Мигель Эредия не нашел, что ответить, поскольку знал, что его дочь права. На Ямайке белые не допускали, чтобы свободные черные работали самостоятельно, ведь это, по их мнению, подавало дурной пример остальным рабам и подтверждало принцип, который они категорически отказывались признавать: хотя бы малейшую возможность равенства между черным и белым.
Законы предоставляли всем рабам неоспоримое право обрести свободу, либо выкупив ее, либо по желанию их владельца, но на практике это редко воплощалось.
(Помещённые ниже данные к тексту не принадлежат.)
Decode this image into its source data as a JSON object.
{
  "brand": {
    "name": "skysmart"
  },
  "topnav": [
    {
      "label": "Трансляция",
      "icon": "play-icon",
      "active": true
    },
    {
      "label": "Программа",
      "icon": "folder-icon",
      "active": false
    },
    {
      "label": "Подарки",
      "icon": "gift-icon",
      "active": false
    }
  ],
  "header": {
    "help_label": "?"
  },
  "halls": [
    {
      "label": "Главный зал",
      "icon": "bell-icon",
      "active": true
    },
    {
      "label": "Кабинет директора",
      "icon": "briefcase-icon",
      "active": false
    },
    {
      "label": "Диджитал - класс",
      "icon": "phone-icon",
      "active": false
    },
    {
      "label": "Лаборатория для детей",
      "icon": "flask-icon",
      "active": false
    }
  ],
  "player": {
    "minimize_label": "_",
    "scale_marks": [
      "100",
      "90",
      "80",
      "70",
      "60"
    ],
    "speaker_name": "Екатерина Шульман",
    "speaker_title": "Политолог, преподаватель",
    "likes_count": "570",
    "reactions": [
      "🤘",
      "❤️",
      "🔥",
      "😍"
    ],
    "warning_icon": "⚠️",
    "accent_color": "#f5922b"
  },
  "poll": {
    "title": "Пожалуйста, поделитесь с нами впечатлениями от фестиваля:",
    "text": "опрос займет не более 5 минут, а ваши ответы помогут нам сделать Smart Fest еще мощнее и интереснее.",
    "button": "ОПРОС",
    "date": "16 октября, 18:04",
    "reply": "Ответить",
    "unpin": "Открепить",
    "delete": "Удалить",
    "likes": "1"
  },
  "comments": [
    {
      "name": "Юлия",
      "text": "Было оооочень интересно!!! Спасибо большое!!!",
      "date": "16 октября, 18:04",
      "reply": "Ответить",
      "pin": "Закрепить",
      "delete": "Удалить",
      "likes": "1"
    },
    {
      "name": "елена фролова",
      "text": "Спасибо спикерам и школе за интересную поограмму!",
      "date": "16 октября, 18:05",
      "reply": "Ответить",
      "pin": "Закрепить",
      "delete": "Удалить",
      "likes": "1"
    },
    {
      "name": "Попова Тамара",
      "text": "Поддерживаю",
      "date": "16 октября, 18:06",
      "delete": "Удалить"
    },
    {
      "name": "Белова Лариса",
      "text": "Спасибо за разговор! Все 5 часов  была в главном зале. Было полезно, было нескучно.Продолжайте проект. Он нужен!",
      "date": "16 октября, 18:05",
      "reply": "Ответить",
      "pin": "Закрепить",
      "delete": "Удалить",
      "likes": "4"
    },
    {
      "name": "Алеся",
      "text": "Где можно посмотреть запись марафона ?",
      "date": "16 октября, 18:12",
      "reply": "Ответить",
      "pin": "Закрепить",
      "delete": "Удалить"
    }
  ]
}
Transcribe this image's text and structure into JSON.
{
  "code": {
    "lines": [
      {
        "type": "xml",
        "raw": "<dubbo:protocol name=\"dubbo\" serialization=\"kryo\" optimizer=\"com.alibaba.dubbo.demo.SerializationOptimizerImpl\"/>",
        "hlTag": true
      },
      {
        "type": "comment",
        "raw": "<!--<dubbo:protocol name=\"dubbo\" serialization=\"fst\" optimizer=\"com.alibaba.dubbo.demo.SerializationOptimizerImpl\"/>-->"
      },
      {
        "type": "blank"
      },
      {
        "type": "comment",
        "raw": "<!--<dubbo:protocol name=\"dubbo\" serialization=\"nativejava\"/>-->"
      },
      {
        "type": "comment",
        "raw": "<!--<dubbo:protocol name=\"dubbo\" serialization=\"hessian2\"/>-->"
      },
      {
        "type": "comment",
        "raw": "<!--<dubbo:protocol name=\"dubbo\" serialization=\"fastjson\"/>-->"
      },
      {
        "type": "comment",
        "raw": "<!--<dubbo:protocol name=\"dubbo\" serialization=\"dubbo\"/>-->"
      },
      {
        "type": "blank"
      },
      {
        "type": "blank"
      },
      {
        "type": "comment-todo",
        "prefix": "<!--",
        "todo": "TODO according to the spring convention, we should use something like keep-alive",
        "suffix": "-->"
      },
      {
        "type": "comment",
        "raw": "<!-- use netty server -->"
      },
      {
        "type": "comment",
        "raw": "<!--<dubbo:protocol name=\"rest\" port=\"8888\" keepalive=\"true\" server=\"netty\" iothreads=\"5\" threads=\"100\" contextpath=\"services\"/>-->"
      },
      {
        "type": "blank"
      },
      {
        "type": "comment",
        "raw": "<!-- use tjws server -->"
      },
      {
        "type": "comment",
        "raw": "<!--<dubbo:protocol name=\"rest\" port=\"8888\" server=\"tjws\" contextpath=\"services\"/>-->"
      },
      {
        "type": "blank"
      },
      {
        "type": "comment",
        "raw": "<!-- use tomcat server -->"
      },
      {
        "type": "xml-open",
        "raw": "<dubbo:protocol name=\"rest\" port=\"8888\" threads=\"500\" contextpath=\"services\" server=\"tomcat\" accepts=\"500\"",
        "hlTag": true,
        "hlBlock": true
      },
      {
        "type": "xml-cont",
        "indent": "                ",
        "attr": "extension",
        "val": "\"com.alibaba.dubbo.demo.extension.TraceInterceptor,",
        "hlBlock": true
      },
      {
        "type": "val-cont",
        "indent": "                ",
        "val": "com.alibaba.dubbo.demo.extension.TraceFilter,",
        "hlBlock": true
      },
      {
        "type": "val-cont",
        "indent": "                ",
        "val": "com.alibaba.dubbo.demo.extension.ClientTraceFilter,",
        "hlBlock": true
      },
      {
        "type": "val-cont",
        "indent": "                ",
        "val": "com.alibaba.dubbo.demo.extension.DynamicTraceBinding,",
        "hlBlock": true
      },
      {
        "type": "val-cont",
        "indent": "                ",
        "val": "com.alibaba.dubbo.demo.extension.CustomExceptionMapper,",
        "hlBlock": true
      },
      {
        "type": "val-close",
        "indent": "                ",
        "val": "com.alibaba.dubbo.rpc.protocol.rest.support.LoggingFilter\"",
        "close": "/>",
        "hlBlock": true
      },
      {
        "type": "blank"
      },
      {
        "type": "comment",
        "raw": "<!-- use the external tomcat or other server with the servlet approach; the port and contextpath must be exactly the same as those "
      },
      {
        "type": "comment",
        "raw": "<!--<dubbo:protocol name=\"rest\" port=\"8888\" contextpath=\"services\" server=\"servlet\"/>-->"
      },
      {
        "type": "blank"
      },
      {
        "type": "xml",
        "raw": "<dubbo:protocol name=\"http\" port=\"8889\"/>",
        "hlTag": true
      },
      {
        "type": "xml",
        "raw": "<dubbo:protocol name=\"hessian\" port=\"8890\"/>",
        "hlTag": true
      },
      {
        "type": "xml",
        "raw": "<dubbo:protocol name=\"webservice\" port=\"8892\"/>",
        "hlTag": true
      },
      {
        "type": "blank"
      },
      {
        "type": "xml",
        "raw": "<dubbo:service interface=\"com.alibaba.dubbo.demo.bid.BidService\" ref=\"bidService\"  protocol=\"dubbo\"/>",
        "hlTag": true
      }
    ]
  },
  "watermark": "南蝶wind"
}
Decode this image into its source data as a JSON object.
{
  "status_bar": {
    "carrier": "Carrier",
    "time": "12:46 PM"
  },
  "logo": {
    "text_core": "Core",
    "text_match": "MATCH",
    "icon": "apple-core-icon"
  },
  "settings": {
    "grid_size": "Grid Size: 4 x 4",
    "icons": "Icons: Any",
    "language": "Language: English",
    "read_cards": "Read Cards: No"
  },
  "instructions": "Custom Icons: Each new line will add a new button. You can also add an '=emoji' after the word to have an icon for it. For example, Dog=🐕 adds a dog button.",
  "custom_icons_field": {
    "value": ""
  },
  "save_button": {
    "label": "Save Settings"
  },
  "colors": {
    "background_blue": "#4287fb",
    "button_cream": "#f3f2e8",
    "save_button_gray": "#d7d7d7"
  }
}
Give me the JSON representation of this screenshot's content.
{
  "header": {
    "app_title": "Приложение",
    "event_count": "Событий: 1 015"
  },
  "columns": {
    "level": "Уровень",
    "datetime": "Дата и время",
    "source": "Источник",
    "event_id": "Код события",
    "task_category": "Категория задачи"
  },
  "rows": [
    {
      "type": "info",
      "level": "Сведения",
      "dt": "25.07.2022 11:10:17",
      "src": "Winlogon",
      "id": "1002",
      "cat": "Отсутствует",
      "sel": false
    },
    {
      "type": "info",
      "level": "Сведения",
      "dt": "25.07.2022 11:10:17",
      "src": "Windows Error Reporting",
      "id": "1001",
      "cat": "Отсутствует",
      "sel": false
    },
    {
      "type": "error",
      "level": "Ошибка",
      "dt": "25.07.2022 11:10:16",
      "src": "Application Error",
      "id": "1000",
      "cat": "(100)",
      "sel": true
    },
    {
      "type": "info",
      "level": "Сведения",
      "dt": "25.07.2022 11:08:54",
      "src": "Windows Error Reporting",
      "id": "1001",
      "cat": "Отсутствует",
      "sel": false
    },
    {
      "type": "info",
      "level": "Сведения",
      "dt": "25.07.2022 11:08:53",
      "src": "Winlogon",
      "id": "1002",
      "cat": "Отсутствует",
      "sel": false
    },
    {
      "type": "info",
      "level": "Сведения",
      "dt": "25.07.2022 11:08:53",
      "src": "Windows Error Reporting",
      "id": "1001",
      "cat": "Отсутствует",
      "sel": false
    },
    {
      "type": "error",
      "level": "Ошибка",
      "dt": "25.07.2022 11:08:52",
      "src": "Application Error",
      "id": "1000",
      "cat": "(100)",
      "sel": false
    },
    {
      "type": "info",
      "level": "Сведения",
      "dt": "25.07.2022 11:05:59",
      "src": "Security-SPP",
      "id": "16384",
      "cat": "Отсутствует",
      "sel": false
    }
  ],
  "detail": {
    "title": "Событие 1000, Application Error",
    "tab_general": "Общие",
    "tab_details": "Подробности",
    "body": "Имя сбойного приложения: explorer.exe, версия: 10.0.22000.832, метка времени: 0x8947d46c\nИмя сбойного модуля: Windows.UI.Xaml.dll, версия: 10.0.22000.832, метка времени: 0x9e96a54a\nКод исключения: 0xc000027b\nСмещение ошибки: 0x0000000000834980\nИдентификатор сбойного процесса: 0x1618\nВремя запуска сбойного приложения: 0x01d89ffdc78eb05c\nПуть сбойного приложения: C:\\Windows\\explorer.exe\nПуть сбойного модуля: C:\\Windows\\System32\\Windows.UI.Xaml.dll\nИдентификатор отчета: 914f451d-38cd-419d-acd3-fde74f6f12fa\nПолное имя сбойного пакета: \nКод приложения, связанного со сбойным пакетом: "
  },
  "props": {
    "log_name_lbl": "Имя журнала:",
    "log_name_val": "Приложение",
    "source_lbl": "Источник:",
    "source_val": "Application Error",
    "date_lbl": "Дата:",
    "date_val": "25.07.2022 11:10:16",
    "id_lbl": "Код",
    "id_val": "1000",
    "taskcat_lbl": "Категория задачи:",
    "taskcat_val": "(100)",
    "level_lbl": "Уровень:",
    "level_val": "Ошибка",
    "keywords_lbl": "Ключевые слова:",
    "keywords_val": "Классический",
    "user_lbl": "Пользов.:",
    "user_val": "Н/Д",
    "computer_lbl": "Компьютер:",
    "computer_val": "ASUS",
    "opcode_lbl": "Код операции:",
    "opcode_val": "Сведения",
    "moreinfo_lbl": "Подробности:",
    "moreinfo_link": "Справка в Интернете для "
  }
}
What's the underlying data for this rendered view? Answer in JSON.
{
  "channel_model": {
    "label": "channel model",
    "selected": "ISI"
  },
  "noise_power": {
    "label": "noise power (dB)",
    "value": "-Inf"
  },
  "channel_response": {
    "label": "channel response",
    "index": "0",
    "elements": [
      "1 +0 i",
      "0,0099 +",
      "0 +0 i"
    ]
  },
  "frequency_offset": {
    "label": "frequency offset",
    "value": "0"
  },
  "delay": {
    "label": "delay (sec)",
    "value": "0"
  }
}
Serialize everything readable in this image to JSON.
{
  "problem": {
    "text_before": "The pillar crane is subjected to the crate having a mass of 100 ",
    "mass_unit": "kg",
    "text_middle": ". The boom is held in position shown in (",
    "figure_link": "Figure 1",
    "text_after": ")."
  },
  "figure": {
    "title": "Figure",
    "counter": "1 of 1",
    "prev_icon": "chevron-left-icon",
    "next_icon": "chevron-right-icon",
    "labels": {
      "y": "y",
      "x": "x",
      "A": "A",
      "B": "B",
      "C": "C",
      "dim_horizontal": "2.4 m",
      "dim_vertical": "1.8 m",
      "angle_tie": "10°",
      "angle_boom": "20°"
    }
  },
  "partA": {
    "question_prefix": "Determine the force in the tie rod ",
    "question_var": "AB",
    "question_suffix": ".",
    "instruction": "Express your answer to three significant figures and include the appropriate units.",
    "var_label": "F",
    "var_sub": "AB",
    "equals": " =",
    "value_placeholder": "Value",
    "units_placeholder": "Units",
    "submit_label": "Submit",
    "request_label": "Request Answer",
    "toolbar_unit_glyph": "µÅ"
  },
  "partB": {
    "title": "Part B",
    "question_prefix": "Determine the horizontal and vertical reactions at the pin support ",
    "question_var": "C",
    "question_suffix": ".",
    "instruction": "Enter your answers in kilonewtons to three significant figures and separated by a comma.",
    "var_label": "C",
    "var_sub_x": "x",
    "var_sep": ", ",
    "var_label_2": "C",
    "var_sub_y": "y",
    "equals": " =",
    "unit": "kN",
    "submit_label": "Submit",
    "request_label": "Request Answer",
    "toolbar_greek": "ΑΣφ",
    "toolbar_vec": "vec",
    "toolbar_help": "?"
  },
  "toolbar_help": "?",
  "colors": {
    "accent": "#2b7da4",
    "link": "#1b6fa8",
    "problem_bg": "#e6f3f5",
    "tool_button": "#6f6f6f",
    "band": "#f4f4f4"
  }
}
Всем было известно, что власти всячески добивались того, чтобы освобожденные рабы так или иначе оказывались за решеткой. Это позволяло любому владельцу сахарной плантации сделать их своими слугами простым платежом за минимальный залог, установленный законом.
И, по правде говоря, никто не мог четко определить тонкую грань между условиями жизни «слуги» и настоящего раба.
Чтобы оправдать такое вопиющее беззаконие, власти утверждали, что нельзя позволить «закоренелым преступникам» бесконтрольно бродить по острову, да еще и жить за счет остального «общества».
Поэтому Селеста Эредия понимала, что, решив дать свободу своим рабам, она вовсе не гарантирует им эту свободу. Она вновь решила обратиться за советом к банкиру Хафнеру, который, без сомнения, лучше всех знал сложные юридические тонкости колонии.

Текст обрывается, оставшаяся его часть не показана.